Friday, February 6, 2009

When Friends Aren’t Really Friends






Caren Chesler
February 1
The New York Times


NANCY SHENKER wasn’t surprised when a local Westchester County politician asked to be her friend on Facebook. A marketing consultant for 20 years, she knows a lot of people. She consented, she says, because she liked his politics and liked him personally, that is, until he began poaching her Facebook friends — all 200 of them. Many said they received invitations to parties that turned out to be fund-raisers. Disgusted, Ms. Shenker de-friended the politician, a city councilman in a nearby town, whose name she declined to provide because she said she did not want to embarrass him.

“It would be like if I had a dinner party at my house, and he came in and started handing out campaign literature,” said Ms. Shenker, of Chappaqua.

But it didn’t end there. Ms. Shenker bumped into the politician at a party, and he asked her why she had de-friended him. When she explained why, he apologized and promised to stop. Satisfied, Ms. Shenker once again allowed him into her Facebook circle, until he began poaching again. She de-friended him once again, for good.

Politicians, from President Obama to small-town mayors, now use social networks like Facebook to expand their supporter base and communicate directly with people, especially Internet-savvy younger voters. Mr. Obama is credited with revolutionizing the strategy of using the Web to raise millions of dollars for campaigning.

But fund-raising on Facebook, a site many use for play — in some cases, intimate play — raises a question of etiquette in the world of virtual communication: When is it acceptable for politicians to call someone a friend, when they actually are looking for support, both financial and political?
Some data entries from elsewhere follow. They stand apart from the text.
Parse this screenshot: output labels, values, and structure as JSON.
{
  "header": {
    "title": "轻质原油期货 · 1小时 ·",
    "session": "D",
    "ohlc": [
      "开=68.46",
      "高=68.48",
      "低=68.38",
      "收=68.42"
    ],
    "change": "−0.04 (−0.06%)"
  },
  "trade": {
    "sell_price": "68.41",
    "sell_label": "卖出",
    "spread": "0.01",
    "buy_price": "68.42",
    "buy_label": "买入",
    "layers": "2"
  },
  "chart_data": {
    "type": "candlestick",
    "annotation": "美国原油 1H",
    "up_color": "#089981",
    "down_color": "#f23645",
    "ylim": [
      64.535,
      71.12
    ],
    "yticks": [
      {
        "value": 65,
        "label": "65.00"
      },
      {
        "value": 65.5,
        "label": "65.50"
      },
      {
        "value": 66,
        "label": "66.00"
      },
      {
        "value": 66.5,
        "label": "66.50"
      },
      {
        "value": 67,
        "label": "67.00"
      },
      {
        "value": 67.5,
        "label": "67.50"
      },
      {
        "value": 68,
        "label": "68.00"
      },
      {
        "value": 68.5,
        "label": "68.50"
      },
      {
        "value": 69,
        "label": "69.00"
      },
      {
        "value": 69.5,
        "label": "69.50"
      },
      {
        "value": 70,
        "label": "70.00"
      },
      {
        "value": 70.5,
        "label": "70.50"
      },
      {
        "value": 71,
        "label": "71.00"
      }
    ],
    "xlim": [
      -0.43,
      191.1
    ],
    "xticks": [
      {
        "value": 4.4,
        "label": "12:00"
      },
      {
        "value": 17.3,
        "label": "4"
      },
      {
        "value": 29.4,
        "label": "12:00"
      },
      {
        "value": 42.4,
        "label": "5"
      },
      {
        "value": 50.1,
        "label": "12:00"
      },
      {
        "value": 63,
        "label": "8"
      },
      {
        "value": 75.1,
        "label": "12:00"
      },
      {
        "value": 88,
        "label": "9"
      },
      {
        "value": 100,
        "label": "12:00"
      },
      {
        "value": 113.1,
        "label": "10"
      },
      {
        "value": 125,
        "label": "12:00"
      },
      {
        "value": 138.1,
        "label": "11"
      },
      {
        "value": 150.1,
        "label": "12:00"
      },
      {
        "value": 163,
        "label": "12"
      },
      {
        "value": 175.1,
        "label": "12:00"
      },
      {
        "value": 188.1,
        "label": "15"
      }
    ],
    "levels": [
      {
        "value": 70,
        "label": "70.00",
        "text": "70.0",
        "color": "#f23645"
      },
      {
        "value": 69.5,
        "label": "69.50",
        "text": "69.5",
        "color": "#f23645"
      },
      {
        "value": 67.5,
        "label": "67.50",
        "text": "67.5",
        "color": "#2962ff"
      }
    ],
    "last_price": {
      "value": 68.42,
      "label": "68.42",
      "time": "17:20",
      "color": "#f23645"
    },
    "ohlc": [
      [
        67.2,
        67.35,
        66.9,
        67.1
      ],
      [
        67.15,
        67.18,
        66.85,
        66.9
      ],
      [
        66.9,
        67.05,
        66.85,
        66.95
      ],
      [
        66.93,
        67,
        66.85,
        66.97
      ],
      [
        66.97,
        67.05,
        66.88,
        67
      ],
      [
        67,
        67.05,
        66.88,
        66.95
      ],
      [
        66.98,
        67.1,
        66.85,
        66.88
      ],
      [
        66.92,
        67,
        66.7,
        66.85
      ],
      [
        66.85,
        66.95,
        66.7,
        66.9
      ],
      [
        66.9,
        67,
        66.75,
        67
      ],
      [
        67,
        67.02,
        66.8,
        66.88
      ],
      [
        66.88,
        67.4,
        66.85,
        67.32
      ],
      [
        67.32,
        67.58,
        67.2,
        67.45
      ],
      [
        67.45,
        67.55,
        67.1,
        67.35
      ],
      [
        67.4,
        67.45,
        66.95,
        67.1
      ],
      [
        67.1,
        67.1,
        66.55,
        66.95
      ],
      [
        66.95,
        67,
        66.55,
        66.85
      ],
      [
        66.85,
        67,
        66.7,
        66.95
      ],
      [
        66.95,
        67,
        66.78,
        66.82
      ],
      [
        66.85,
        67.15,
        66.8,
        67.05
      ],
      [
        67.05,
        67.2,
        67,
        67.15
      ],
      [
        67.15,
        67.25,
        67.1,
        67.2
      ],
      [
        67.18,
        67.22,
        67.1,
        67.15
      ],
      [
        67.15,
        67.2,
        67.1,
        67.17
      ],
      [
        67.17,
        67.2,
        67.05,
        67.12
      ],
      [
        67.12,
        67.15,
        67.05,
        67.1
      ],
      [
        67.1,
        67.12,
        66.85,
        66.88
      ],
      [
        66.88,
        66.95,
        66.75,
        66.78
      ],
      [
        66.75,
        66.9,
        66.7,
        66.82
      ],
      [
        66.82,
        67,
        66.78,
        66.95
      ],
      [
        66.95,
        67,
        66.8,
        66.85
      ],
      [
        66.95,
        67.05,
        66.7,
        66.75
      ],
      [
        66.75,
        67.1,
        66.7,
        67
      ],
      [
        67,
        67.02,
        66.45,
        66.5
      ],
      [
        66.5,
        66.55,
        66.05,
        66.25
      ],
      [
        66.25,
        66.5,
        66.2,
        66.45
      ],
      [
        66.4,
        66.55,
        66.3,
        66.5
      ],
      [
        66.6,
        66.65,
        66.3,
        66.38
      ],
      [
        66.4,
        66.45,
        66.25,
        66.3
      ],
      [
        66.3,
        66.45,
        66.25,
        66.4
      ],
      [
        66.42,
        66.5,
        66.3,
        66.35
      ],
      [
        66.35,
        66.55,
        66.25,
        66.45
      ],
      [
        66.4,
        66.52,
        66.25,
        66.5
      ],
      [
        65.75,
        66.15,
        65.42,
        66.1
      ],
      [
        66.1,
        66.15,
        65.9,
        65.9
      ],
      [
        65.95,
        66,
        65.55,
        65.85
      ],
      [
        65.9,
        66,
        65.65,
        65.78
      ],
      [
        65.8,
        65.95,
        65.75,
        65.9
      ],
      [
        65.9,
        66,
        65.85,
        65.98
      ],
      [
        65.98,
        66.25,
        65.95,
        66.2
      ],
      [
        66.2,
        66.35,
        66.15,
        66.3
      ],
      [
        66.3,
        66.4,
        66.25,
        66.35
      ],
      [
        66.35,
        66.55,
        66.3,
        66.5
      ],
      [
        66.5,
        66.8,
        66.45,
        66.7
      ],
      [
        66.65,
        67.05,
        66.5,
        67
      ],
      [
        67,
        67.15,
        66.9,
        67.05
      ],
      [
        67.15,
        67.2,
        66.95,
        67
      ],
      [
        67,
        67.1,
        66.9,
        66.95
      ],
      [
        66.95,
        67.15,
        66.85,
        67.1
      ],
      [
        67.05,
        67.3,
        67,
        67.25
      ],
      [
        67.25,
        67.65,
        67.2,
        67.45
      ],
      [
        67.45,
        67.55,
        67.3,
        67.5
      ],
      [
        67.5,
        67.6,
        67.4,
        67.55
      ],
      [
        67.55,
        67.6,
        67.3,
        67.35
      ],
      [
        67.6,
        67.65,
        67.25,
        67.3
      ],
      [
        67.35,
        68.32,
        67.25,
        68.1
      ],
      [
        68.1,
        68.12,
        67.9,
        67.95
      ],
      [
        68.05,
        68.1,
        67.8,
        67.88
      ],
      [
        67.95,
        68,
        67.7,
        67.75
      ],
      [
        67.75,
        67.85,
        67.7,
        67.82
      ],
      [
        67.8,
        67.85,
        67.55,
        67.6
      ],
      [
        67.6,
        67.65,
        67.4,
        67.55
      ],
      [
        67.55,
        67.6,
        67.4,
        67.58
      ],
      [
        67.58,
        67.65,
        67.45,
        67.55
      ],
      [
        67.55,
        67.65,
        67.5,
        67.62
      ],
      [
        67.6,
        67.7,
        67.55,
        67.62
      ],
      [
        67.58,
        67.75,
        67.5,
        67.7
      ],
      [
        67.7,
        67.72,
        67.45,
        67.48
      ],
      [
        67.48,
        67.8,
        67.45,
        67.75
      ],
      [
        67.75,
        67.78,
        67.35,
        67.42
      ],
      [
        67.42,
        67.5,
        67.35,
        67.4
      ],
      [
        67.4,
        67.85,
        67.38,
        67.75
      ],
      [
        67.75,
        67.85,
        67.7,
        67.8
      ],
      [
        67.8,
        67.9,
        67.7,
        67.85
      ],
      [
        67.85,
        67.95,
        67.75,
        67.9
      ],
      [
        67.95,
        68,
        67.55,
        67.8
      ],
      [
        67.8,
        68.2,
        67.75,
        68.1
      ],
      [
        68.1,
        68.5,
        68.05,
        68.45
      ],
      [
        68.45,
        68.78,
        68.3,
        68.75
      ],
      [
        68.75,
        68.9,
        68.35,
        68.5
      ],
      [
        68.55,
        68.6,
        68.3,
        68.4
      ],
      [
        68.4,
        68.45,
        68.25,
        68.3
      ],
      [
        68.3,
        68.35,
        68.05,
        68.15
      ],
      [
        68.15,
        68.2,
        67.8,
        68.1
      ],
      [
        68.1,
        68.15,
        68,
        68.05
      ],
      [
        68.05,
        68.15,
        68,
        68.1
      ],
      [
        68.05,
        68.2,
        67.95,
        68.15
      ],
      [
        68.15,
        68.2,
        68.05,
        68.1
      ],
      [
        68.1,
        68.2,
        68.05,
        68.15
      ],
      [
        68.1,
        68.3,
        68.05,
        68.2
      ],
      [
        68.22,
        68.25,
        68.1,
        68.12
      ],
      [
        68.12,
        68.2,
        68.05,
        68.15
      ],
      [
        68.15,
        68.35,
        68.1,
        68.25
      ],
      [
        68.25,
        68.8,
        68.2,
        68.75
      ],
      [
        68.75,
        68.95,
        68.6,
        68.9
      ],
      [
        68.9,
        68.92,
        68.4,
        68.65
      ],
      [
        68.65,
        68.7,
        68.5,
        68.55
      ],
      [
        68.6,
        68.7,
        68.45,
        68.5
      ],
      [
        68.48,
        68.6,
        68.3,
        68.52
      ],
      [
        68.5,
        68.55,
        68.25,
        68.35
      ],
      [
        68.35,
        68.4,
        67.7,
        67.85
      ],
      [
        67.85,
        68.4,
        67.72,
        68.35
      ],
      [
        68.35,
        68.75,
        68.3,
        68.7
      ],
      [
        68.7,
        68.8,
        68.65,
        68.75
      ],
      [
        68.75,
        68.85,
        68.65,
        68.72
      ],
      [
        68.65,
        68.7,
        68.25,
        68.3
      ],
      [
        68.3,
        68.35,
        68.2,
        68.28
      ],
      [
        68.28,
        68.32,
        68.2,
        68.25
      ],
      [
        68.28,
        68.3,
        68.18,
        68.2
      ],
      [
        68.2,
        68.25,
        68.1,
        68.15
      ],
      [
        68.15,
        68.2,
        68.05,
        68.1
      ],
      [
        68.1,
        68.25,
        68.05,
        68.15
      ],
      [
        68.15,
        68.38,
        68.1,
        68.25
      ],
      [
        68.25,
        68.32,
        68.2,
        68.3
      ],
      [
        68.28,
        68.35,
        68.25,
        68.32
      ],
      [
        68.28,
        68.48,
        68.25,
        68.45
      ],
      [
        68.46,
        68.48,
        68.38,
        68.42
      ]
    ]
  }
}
Politicians can set up a regular account on Facebook, just like any teenager with endless lists of so-called friends who have access to each other’s personal posted information, or they can register as a politician, and their contacts are referred to as supporters.

To list people as friends, when the Facebook user actually wants them as their supporters, is considered bad form by many users of Facebook, because they say it creates a sense of intimacy that may not really exist. Some politicians’ Facebook pages, while they purport to be personal, are actually monitored and run by staff members or volunteers.

As Ms. Shenker puts it, “Don’t pretend you want to hang out with someone and then hit him or her up for money.”

The phenomenon is no surprise, said Andrew Rasiej, founder of Personal Democracy Forum, which analyzes the use of technology by politicians. One page is authentic. The other reads like propaganda.

“The more authentic a candidate can appear to his supporters, the more credible his or her message,” Mr. Rasiej said.

New York State Assemblyman Greg Ball, whose district includes Westchester County, says he recently purchased several e-mail lists to draw people to his personal Facebook page, which he hopes to make one of the centerpieces in his campaign for Congress.

Councilman Peter Cammarano of Hoboken, N.J., uses his personal page to join Facebook groups like Hoboken Young Professionals or Hoboken Lawyers Alliance. Once in, he posts notes on the group’s bulletin board alerting members to fund-raisers. He says it’s far more productive to find potential supporters that way than standing outside a ShopRite handing out fliers, where he does not know if the people he approaches even live in Hoboken.

Supporters like being considered friends, both online and off. Making them feel important can foster the relationship, said Richard Zeoli, who is running for freeholder in Sussex County, N.J.

“Look at the private dinner the new chief of staff hosted for the high-level donors and the V.I.P. access they received during the inauguration,” Mr. Zeoli said.

But the technology is developing faster than the rules of etiquette. Most political operations know it’s not O.K. to phone people during dinner, but the rules for online engagement are yet to be established, said Scott Shields, a political consultant with White Horse Strategies L.L.C. in Rockaway, N.J. “Still, when you hear about things like what that Westchester politician did, it sets off alarm bells in people’s minds. It’s not something that would pass most people’s smell test,” Mr. Shields said.

Of course, by drawing people to their personal Facebook pages, politicians are essentially invading their own privacy. They are limited in what they can post and must carefully screen their friends, knocking out those who post risqué photos or lewd messages.

Bill Finch, the mayor of Bridgeport, Conn., said he was amazed at what people will say online. As a state senator, he had a Web site and was forced to shut down its blog because the discussions turned nasty, he said.

“I don’t know if there are a lot of mental issues out there, but there are a lot of angry people who don’t know how to behave themselves,” Mr. Finch said.

But politicians with personal pages on Facebook risk revealing too much, sometimes to their opponents. When Craig M. Johnson, an incumbent Democratic state senator from Long Island, ran for re-election in November, he was promised the Independence Party’s line, an advantage because it meant his name would appear twice on the ballot. To his surprise, a registered member of the Independence Party began circulating petitions seeking the ballot line herself. The senator’s staff looked at the Independence candidate’s Facebook page and saw she counted among her friends the son of Mr. Johnson’s Republican opponent, an indication his rival was behind the woman’s candidacy, Mr. Johnson said. In the end, the woman declined the nomination, and through a series of political machinations, the Republican candidate received the Independence line.

“It was clearly a political play to get the party line,” Mr. Johnson said.

But politicians using personal pages for outreach — particularly those already in office — may create disappointment if constituents mistakenly believe they have direct contact with their representative, and their correspondence goes unanswered.

Staff members for Gov. Deval Patrick of Massachusetts had just that concern when they set up a Web site for the governor, according to Christine Williams, a political science professor at Bentley University in Waltham, Mass. But Dr. Williams, who interviewed members of the governor’s staff for a research paper, said the site’s benefits outweighed that fear when a constituent posted a comment criticizing a town pedestrian walk sign, and the poster’s local alderman went on the site and responded. The two met to try to resolve the issue.

But perhaps it is the politicians who are realizing there is a difference between real friends and supporters. Dr. Williams said that in the 2008 presidential primary, when a candidate withdrew from or lost a race, a significant number of people went online and rescinded their support.